Best war so: Die pure Lust am Spiel war sein Antrieb. Die konnte und wollte er nie einem Kollektiv opfern oder sich unterordnen. Wenn seine Mannschaft von ihm profitierte: gut. Falls nicht, auch gut. Damit würde er heute sicher bei vielen Trainern anecken. Doch gleichzeitig würde er eben perfekt ins heutige Anforderungsprofil passen, zum Beispiel als Spieler für den Trainer-Guru Pep Guardiola. Best war von kleiner Statur, mit einer überragender Technik gesegnet, spielte Gegenpressing, war offensiv variabel einsetzbar. Ob Guardiola es allerdings tolerieren würde, dass ein Spieler nicht zum Training kommt oder in angetrunkenem Zustand?

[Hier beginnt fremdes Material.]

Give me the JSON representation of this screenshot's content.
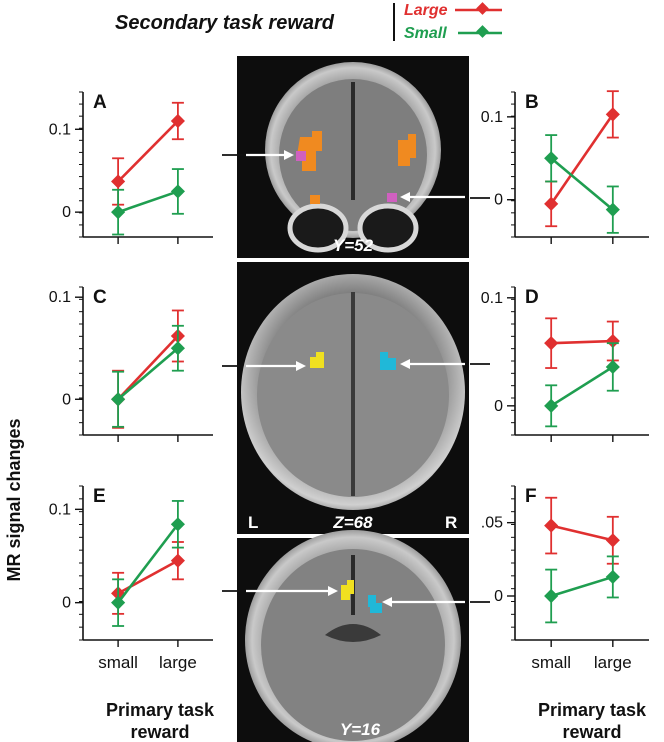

Erster Popstar des Fußballs

Seine alles überragenden fußballerischen Fähigkeiten wurden im negativen Sinn darin gespiegelt, dass er nicht im Ansatz fähig war, privat ein geordnetes Leben zu führen. Auch weil Best wie ein Popstar lebte. So wurde er nach seinem Durchbruch in der ersten Mannschaft von Manchester United zum Epizentrum des Partylebens von Manchester. Später besaß er eine eigene Boutique, schwänzte Trainings, hatte Affären mit zahlreichen Misses, wurde verurteilt wegen Körperverletzung, bei Klubs immer wieder rausgeschmissen, fiel mit Trunkenheit am Steuer auf, wurde wegen Diebstahls verhaftet, trank trotz Leberschadens, war wohl depressiv und "ließ Mädels aus aller Welt einfliegen", nur um zu beweisen, dass er es konnte.

George Best genoss sein Leben in vollen Zügen. Ohne Bedauern. Deswegen wird er vielen immer in Erinnerung bleiben. Und weil er ein alles überragender Fußballer war.